Чилэди спрыгнул с коня, передал поводья своему человеку.
– Брод мы нашли, но очень далеко, а коням надо передохнуть, – присел он, улыбаясь, напротив Ожулун, сомкнул в своих ладонях ее руки. – Отправимся с утра пораньше.
Его дочерна смуглое лицо блестело от пота. В сознании Ожулун мелькнула картина предстоящей ночи, сердце стиснуло от ужаса, но что самое страшное – ей показалось это грехом неверности перед тем, которого она против воли своей называла в мыслях суженым!..
– Нет! – вспыхнула Ожулун. – Давай отправимся сейчас! Или переправимся на другой берег вплавь и там заночуем?!
– Что с тобой? Ты чего-то боишься?! Тебя кто-то напугал?! Тут был кто-то?! – обратился он к старому слуге Нахаю.
– Кому тут взяться… – развел руками Нахай. – В это время людей бояться не стоит.
– Дичи полно, – поддержала мужа старуха Маргаа, – от сытости даже хищник обретает добрый нрав.
– Так что с тобой? Почему тебе не нравится здесь? – Чилэди вновь посмотрел на Ожулун.
– Нет-нет, – отвела она взгляд, – нравится.
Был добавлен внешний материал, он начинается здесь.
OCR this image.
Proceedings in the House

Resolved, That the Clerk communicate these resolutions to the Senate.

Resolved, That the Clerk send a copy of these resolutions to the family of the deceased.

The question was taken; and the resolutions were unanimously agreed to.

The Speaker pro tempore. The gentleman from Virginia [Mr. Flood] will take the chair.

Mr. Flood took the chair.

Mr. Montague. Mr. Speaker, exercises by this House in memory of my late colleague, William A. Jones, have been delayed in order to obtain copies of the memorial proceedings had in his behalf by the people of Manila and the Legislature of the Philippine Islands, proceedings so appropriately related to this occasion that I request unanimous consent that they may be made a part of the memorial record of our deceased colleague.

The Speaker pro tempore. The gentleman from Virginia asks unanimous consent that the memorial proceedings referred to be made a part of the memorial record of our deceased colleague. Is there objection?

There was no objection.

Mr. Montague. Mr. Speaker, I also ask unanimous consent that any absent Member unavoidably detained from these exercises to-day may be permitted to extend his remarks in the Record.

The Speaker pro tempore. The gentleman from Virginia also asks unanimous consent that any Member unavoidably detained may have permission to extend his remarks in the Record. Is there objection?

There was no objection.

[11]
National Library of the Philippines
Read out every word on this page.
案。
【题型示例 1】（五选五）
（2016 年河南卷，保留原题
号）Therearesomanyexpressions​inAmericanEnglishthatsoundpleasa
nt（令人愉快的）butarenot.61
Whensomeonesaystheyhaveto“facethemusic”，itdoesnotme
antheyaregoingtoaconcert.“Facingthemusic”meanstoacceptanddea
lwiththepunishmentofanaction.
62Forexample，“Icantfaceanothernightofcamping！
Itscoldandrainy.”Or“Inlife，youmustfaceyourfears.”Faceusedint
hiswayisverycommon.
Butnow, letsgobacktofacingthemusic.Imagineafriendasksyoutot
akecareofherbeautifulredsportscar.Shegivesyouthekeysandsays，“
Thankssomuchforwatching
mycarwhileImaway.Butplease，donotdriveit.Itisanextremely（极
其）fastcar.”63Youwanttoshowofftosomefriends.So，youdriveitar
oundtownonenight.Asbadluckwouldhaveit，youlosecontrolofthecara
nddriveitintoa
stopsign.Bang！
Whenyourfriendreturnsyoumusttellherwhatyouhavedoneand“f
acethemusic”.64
Просто почему-то захотелось на тот берег…
– Ладно, – по-отечески улыбнулся муж. – Пообедаем и отправимся в путь. Еще не поздно. Переправимся и переночуем на том берегу.
У Ожулун не то в глазах потемнело, не то она их просто закрыла от стыда: лучше бы Чилэди не был так заботлив…
– Не искупать бы невестку, – улыбнулась Маргаа. – Ей продолжать великий род, а вода еще холодная…
– Я с людьми отправлюсь вперед: одни подготовят переправу, а другие переправятся на тот берег и начнут разводить костры, чтобы к прибытию молодых все было готово. Но прежде надо накормить людей.
Челядь, как условились, двинулась сразу после обеда. Ожулун провожала их взглядом в непрекращающейся тревоге. Но уже скоро на противоположной стороне реки, вдали, заполыхали огни. Она успокоилась.
Чилэди тем временем сам запряг лошадь, усадил, легко приподняв, жену на арбу. Сел верхом на своего скакуна, а поводья упряжи привязал к седлу. Ожулун прилегла на мягкое ложе из овечьих шкур и под мерное покачивание задремала.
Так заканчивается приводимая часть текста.